Tuesday, October 26, 2010
Going Beyond The Desktop PC
Posted by Hooch Tan in "Digital Home News" @ 11:00 AM
"It repeats the phrase "Moore's law" like a broken record, pledges allegiance to x86 architecture on a daily basis, and can't remember the last time an exciting press release was e-mailed to lazy journalists getting high off their own incompetence. Seriously, folks. The 8086 was launched in 1978. How much longer are we going to be held hostage to an aging, decaying architecture whose golden years have passed into distant memory?"
It had to happen eventually. As computing power kept increasing and computing devices kept shrinking, there would come a point where we are no longer shackled to our desks. In a world where we have enough computing power in our phones that could compete with what our best desktops could do less than a decade ago, it no longer seems to be how fast something is anymore, but what can it do for you.

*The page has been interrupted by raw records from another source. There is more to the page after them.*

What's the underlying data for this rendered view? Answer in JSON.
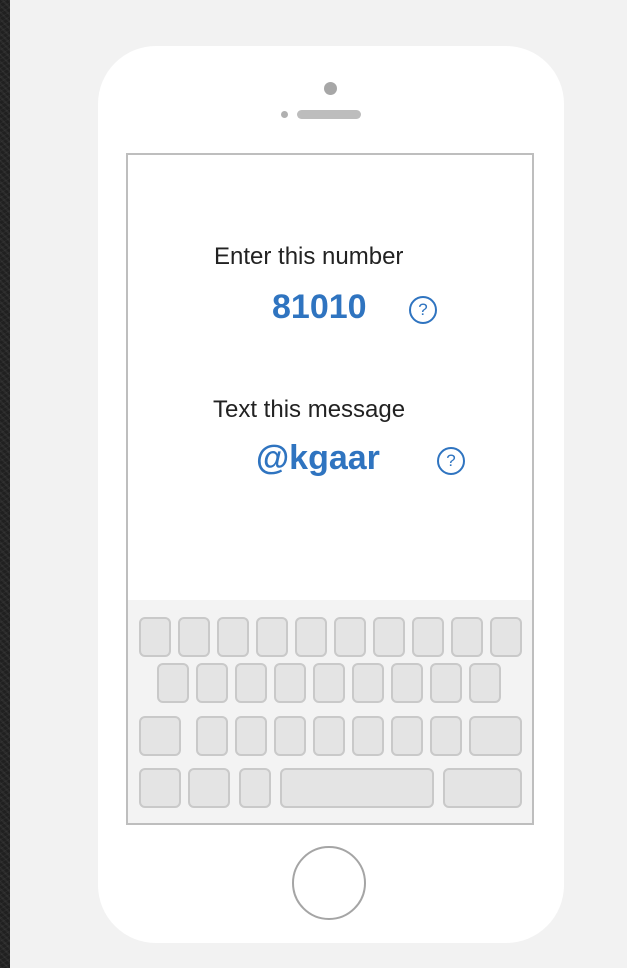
{
  "instructions": {
    "number_label": "Enter this number",
    "number_value": "81010",
    "message_label": "Text this message",
    "message_value": "@kgaar",
    "help_glyph": "?"
  },
  "icons": {
    "help": "question-circle-icon",
    "home": "home-button-circle"
  },
  "colors": {
    "accent": "#2f74c0",
    "panel": "#f2f2f2",
    "phone_body": "#ffffff",
    "key_fill": "#e4e4e4",
    "key_border": "#c9c9c9"
  },
  "keyboard": {
    "rows": [
      [
        "key",
        "key",
        "key",
        "key",
        "key",
        "key",
        "key",
        "key",
        "key",
        "key"
      ],
      [
        "key",
        "key",
        "key",
        "key",
        "key",
        "key",
        "key",
        "key",
        "key"
      ],
      [
        "key",
        "key",
        "key",
        "key",
        "key",
        "key",
        "key",
        "key",
        "wide-key"
      ],
      [
        "key",
        "key",
        "key",
        "space",
        "wide-key"
      ]
    ]
  }
}
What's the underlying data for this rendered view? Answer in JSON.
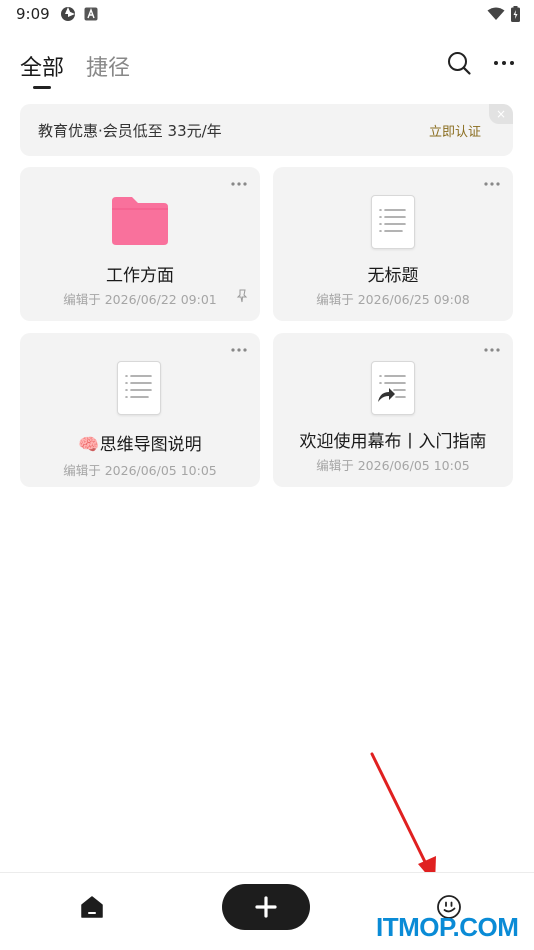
{
  "status_bar": {
    "time": "9:09",
    "left_icons": [
      "aperture-icon",
      "a-badge-icon"
    ],
    "right_icons": [
      "wifi-icon",
      "battery-icon"
    ]
  },
  "header": {
    "tabs": [
      {
        "label": "全部",
        "active": true
      },
      {
        "label": "捷径",
        "active": false
      }
    ],
    "actions": [
      "search-icon",
      "more-icon"
    ]
  },
  "promo": {
    "text": "教育优惠·会员低至 33元/年",
    "action_label": "立即认证",
    "close_glyph": "×"
  },
  "cards": [
    {
      "title": "工作方面",
      "meta": "编辑于 2026/06/22 09:01",
      "icon": "folder-icon",
      "pinned": true
    },
    {
      "title": "无标题",
      "meta": "编辑于 2026/06/25 09:08",
      "icon": "document-icon",
      "pinned": false
    },
    {
      "title": "🧠思维导图说明",
      "meta": "编辑于 2026/06/05 10:05",
      "icon": "document-icon",
      "pinned": false
    },
    {
      "title": "欢迎使用幕布丨入门指南",
      "meta": "编辑于 2026/06/05 10:05",
      "icon": "shared-document-icon",
      "pinned": false
    }
  ],
  "bottom_nav": {
    "items": [
      "home-icon",
      "add-button",
      "profile-icon"
    ]
  },
  "watermark": "ITMOP.COM",
  "colors": {
    "folder": "#f9719c",
    "card_bg": "#f3f3f3",
    "promo_action": "#8a6d1f",
    "add_button": "#1d1d1d",
    "watermark": "#0a8bd6",
    "arrow": "#e02020"
  }
}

We live in a world where, at a cost, we can be connected to the world and harness almost unlimited resources. Now it is much more a matter of how we interact with this incredible resource and what we make use of it. Despite what some might say, this is probably the golden age of computing. It may not be the golden age for PC computing, if one thinks of PCs as traditional desktops that you sat down and typed away, but computing in general is becoming more exciting by the day. One of the shifts that I have seen is an ever growing split between consuming and production. The division between consumer based devices and business based devices is probably going to increase where what we have at home will seem completely unrelated to what we use at work and it probably is a good thing. With the separation comes more focused design which is where the next frontier really is.